Photo by Ian Stauffer on Unsplash |
Seorang
anak kecil sedang bermain sendirian dengan mainannya. Sedang asyik-asyiknya
bermain tiba-tiba mainannya itu rusak. Dia mencoba untuk membetulkannya
sendiri, tapi rupanya usahanya itu dari tadi sia sia saja. Maka dia mendatangi
ayahnya untuk minta ayahnya itu yang membetulkannya.
Tapi
sambil memperhatikan ayahnya dia terus memberikan instruksi kepada ayahnya,
“Ayah, coba lihat bagian sebelah kiri, mungkin di situ kerusakannya.”
Ayahnya
menurutinya, tapi ternyata belum betul juga mainannya.
Maka
dia memberi komentar lagi, ”Oh, bukan di situ Yah, mungkin yang sebelah kanan,
coba lihat lagi deh Yah.”
Kali
ini ayahnya juga menurutinya, tapi lagi-lagi mainannya itu belum betul.
“Kalau
begitu coba yang di bagian depan Yah, kali aja masalahnya ada di situ.” Kali
ini ayahnya marah, ”Sudah, kalau kamu memang bisa, mengapa tidak kamu kerjakan
sendiri saja? Jangan ganggu Ayah lagi. Ayah banyak kerjaan lain.”
Tapi
setelah dia mencoba beberapa saat untuk membetulkan sendiri dan masih belum
berhasil, maka akhirnya dia kembali kepada ayahnya sambil merengek. “Tolonglah
Yah, aku suka sekali mainan ini, kalau rusak begini bagaimana? Tolong Ayah
betulkan supaya bisa jalan lagi ya.”
Karena
tidak tega mendengar rengekan anaknya, si ayah akhirnya menyerah, ”Baiklah Nak.

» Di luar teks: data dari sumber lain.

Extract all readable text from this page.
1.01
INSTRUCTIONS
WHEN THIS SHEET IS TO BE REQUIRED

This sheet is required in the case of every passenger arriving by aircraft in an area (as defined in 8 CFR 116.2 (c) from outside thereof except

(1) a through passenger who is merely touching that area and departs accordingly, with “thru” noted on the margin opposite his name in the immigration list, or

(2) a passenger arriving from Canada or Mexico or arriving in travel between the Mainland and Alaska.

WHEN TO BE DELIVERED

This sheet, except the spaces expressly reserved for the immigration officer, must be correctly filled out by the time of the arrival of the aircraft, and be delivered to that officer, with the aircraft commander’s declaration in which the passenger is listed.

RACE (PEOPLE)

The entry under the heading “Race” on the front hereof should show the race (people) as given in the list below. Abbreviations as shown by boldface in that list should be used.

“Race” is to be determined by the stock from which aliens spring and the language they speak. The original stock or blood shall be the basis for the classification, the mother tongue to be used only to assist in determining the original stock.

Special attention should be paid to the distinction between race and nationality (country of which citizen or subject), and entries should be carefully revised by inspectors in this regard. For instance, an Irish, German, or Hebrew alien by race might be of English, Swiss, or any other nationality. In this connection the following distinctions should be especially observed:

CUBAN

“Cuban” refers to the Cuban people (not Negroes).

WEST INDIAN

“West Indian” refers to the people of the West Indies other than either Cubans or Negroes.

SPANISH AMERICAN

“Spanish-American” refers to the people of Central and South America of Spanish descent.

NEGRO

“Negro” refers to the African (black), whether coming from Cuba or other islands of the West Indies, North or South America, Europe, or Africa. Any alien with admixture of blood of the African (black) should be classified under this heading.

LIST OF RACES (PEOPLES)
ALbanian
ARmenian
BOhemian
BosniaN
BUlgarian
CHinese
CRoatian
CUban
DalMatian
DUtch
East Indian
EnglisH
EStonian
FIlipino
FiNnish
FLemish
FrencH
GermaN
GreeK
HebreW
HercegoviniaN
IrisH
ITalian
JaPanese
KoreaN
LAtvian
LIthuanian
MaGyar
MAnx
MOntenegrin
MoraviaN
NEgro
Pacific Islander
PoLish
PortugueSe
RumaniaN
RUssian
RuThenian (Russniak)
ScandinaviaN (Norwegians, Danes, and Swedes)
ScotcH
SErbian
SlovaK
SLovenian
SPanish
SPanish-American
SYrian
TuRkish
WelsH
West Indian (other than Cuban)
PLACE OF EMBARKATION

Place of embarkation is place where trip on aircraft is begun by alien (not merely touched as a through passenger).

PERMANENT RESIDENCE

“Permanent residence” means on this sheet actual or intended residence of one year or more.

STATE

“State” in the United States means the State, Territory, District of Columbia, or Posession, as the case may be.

Ayah akan membetulkan mainanmu asal kamu berjanji tidak boleh memberitahu Ayah
apa yang harus dilakukan. Kamu duduk saja dan perhatikan Ayah bekerja. Tidak
boleh mencela.”
Ketika
ayahnya sedang memperbaiki mainannya, si anak mulai berkomentar lagi, ”Jangan
yang itu Yah, kayaknya bagian lain yang rusak.”
Tapi
kali ini ayahnya berkata, ”Kalau kamu berkomentar lagi, mainan ini akan ayah
lepaskan dan silahkan kamu berusaha sendiri.”
Akhirnya
karena takut ayahnya akan benar-benar melakukan apa yang dikatakannya, anak itu
diam dan duduk manis melihat ayahnya membetulkan mainannya sampai bisa berjalan
lagi tanpa mengeluarkan komentar apa pun.
Berdasarkan
ilustrasi ini, saya bertanya kepada saudara semua; Apakah kita mempercayai
Yesus, sebagai Tuhan yang berkuasa atas kehidupan kita? Bila benar demikian,
mengapa kita sulit berdoa dan berserah secara penuh pada rancangan dan cara
Tuhan.
Mungkin
benar, terkadang rancangan Tuhan tidak seperti yang kita harapkan dan inginkan.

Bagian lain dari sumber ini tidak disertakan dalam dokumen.